Ich bin ein großer Fan von Social-Deduction-Spielen, finde das Thema Vampire durchaus reizvoll und liebe es, wenn mir bereits das Cover eines Spiels so richtig Bock aufs Spiel selbst macht. Alle drei Kriterien treffen auf das Spiel Vampire Vendetta – Die Maskerade zu, eben ein kartenbasiertes Social-Deduction-Game mit Vampirthema und sehr ansprechendem Cover, in dem wir einen Vampirclan mit einem jeweils einzigartigen Kartendeck spielen, der sich in Chicago durch den Ausbau der eigenen Machtstrukturen gegen andere Clans durchzusetzen versucht, um schließlich den derzeit in Chicago herrschenden Vampirprinzen zu stürzen. Klingt vielversprechend? Dann lasst die Maskerade beginnen!
Material
Das eher düster gehaltene Design des Covers setzt sich auch auf den Karten und dem restlichen Material fort und ist durchaus thematisch und stimmungsvoll. Die Qualität der Karten ist Standard, die überschaubar großen Playerboards sind aus etwas stabilerem Papier und es gibt diverse Tokens sowie mehrere runde Ortskarten aus dicker stabiler Pappe. Für ein Spiel dieses Formats ist das Material wirklich gut und die Anleitung alles in allem in Ordnung, wobei man sie an der ein oder anderen Stelle durchaus noch übersichtlicher hätte gestalten können.
Ablauf
Das Herzstück von Vampire Vendetta sind die unterschiedlichen und einzigartigen Kartendecks der verschiedenen Clans. Zu Beginn des Spiels wählt jeder Spieler einen Clan, nimmt sich das entsprechende Deck und erhält sogleich die zwei Standardkarten „Jagen“ und „Bereit“, die jedoch bereits völlig andere Effekte haben als die gleichbenannten Karten der Mitspieler. Im Anschluss erhält man Bluteinkommen auf Grundlage der Personen – Opfer, Menschen oder Vampire –, die man in seinem sogenannten Bündnis liegen hat. Je nach Spielerzahl liegen verschiedenviele Orte aus, auf denen jeweils zufällig eine Verbündetenkarte (Mensch oder Vampir) gelegt wird und um die man später u.a. „kämpft“, da sie einerseits Einfluss (also Siegpunkte) bringen und andererseits Bluteinkommen für die kommenden Runden. Als nächstes darf jeder Spieler zwei weitere Karten von seinem Deck ziehen und eine davon behalten, sodass die Mitspieler, die das Spiel bereits gut kennen, vielleicht wissen, was deine zwei Startkarten können, aber sie wissen nicht vor welchem Effekt der dritten Karte sie sich nun fürchten müssen. In darauffolgenden Runden bekommen sie dann alle bereits ausgespielten Karten wieder zurück auf die Hand und dürfen wiederum zwei Karten ziehen, von denen sie eine behalten, sodass man in der ersten Runde lediglich drei, in der zweiten Runde vier und in der letzten Runde insgesamt fünf Karten ausspielen wird.

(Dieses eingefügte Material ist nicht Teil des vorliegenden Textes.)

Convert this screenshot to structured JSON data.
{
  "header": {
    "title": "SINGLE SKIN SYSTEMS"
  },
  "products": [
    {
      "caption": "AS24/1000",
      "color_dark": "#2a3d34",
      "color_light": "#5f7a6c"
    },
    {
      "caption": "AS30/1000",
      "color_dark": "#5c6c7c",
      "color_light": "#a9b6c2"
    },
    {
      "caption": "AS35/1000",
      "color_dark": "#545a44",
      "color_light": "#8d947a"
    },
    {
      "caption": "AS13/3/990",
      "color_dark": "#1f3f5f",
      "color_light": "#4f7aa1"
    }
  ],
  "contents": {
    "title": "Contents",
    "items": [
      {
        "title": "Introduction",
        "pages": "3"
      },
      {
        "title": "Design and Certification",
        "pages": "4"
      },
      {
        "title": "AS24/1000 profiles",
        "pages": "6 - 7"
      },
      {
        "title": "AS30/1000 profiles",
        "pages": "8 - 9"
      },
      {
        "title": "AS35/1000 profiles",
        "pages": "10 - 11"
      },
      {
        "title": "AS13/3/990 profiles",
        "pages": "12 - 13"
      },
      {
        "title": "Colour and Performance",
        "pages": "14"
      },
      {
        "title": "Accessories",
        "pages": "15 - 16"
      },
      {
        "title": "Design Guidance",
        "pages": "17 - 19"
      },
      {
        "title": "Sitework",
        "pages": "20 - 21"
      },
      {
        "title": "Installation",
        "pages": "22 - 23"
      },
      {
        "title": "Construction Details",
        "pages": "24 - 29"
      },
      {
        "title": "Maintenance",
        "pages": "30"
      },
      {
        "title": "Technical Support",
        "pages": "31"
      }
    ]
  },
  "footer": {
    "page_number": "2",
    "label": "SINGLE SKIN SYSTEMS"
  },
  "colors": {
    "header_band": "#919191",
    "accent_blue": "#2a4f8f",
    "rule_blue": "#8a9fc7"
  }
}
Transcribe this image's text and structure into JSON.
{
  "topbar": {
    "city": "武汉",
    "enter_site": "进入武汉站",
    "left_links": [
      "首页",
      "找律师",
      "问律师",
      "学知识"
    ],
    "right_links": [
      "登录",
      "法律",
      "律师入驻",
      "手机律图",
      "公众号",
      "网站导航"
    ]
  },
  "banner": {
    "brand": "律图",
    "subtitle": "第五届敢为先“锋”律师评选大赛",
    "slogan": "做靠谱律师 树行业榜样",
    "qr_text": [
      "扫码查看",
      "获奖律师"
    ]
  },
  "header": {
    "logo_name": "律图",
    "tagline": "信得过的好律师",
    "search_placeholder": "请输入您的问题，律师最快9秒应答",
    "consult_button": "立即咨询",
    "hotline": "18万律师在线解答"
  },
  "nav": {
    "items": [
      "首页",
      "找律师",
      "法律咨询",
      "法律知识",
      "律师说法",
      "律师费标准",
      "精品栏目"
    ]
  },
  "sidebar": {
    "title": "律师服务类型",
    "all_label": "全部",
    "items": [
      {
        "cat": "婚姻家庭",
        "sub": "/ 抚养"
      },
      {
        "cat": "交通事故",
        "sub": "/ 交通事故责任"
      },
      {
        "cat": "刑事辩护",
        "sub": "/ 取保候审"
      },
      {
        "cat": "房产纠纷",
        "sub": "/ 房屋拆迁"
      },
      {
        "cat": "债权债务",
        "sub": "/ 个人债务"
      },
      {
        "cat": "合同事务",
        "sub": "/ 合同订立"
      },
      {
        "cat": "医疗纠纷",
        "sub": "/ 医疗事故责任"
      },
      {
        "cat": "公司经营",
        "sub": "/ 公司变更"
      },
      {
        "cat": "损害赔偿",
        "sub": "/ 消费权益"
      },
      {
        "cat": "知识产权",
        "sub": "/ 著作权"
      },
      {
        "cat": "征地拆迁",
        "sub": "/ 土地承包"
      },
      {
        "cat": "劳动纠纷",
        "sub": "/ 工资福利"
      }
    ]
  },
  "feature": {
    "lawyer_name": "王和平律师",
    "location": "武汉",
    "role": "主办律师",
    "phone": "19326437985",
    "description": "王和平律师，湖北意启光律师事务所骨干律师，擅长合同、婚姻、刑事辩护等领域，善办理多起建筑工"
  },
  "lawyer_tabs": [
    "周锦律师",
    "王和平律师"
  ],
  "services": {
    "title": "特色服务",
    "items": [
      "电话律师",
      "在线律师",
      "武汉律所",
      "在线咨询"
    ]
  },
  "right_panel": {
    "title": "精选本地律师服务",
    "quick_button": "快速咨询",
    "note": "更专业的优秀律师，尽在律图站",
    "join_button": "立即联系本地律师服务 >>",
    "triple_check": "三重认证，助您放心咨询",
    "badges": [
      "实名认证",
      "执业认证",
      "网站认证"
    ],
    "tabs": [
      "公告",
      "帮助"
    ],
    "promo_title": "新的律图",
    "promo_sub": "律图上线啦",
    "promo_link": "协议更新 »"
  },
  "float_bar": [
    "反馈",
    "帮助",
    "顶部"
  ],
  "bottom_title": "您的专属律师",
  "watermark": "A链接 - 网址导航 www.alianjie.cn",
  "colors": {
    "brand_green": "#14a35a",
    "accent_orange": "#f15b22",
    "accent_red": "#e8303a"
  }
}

Nun sind alle bereit für die Haupthase des Spiels, in der zunächst im Uhrzeigersinn jeder Spieler immer genau eine Karte an einem beliebigen der ausliegenden Orte ausspielt und dies entweder offen oder verdeckt, wobei man ein Blut zahlen muss, um eine Karte verdeckt zu spielen. Außerdem darf man beim Ausspielen einer Karte zusätzlich bis zu drei Blut zahlen, was mehr Macht für den Spieler an diesem Ort bedeutet. Haben alle Spieler all ihre Karten auf diese Weise an den Orten ausgespielt, geht man nun Ort für Ort durch und handelt jeden ab, bevor man zum nächsten übergeht. Zunächst haben alle Spieler die Möglichkeit, sich im Zuge einer geheimen Abstimmung vom Ort zurückzuziehen und all ihre Karten (ohne Extrablut) offen an den letzten Ort – die Zuflucht des Prinzen – umzuplatzieren. Diese Spieler nehmen also nicht am Konflikt an diesem Ort Teil, alle anderen dürfen nun im Uhrzeigersinn all ihre ausgespielten Karten aktivieren, wobei jede Karte in einer von drei Phasen ausgeführt wird, also entweder ganz zu Beginn des Konflikts, beim Vergleich der ausliegenden Macht und nach dem Austragen des Konflikts. Wer am meisten Macht an einem Ort hat, bekommt den darauf liegenden Verbündeten und Siegpunkte, der zweitplatzierte ein sogenanntes „Opfer“ als Verbündeten – eine Standardkarte mit mäßigen Werten – sowie Siegpunkte, und der drittplatzierte lediglich einen Siegpunkt. Durch Karteneffekte kann man die Macht der anderen Spieler mindern, ihnen Blut absaugen, Einfluss – also Siegpunkte abknüpfen – und so weiter. Daher kann es u.a. auch Sinn machen, sich lieber zurückzuziehen, statt Gefahr zu laufen, sein restliches Blut zu verlieren.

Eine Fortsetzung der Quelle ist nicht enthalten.